September 25, 2014
On August 14, smart home startup SmartThings announced that they were acquired by Samsung, in a deal that some estimate to be around $200 million. On Tuesday, less than six weeks later, we sat down with chief consumer officer Maria Thomas to learn more details about SmartThings’ journey and the acquisition.
Thomas said she didn’t want to speak on behalf of SmartThings’ founders, but she did list many reasons why pairing up with the global corporation made sense for them, given the nascent and transformative market they're operating in.
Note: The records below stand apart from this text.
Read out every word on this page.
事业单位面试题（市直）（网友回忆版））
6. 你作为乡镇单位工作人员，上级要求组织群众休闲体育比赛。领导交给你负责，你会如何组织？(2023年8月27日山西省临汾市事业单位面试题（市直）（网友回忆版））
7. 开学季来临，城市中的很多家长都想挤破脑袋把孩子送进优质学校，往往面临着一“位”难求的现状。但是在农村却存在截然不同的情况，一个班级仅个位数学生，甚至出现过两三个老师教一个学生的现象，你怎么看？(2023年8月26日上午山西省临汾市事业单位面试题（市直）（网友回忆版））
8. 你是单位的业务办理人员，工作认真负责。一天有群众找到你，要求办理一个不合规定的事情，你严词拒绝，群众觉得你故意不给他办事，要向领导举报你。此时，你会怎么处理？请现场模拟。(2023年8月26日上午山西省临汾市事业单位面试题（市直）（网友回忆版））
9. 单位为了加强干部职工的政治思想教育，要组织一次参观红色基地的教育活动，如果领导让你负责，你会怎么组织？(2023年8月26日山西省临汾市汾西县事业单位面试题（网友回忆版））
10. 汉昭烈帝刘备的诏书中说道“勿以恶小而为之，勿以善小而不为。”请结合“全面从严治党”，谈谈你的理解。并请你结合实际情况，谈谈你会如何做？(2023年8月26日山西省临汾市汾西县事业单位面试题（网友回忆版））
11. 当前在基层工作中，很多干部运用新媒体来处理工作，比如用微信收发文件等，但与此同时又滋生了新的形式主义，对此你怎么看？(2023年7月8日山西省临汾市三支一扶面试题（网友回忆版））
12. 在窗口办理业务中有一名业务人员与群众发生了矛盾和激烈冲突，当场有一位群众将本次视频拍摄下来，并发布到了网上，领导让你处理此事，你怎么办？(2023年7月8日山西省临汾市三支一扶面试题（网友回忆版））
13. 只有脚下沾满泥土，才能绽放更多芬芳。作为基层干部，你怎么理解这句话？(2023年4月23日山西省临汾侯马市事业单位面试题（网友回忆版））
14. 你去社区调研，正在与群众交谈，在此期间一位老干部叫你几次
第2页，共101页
“The factors for us ended up being: early-stage market, increasingly competitive with actually some very big tech companies with deep pockets coming into the space. We could see that we were going to need a lot of capital and distribution. Samsung represents a lot of things, including know-how and distribution. . . . they sell more smartphones than anyone else in the world,” said Thomas.
“Samsung is the biggest player in the mobile market and mobile handsets, they have a huge electronics division which includes very large television and other electronics businesses, and they also have an extremely impressive digital appliances business.”
Thomas, who witnessed acquisitions during her time at Amazon and at Etsy, was surprised how fast Samsung acquired SmartThings. Samsung is a huge company based outside the United States with many departments that might be interested in the startup, so the process could have dragged on. But it went quicker than expected under the leadership of Samsung’s Open Innovation Center, Thomas said.
As for the future, iOS users can quell their worries that Samsung will prohibit development for the iPhone. Samsung is embracing SmartThings’ open platform – which allows developers to create apps that plug into their smart home technology – and Thomas trusts that they are genuine.
“What would not have been acceptable is if Samsung had come to the table and said, ‘Hey SmartThings, we love what you’re doing but we don’t want you to build that thing for the iPhone anymore,’” said Thomas.
“There’s a certain amount of faith that goes into it. . . . There’s a certain gut check that you do and you have to make a call, and you make it based on the information you have.”
In short, we can expect that SmartThings won’t be changing much about its core strategy or brand, which is good news for its current users and fans.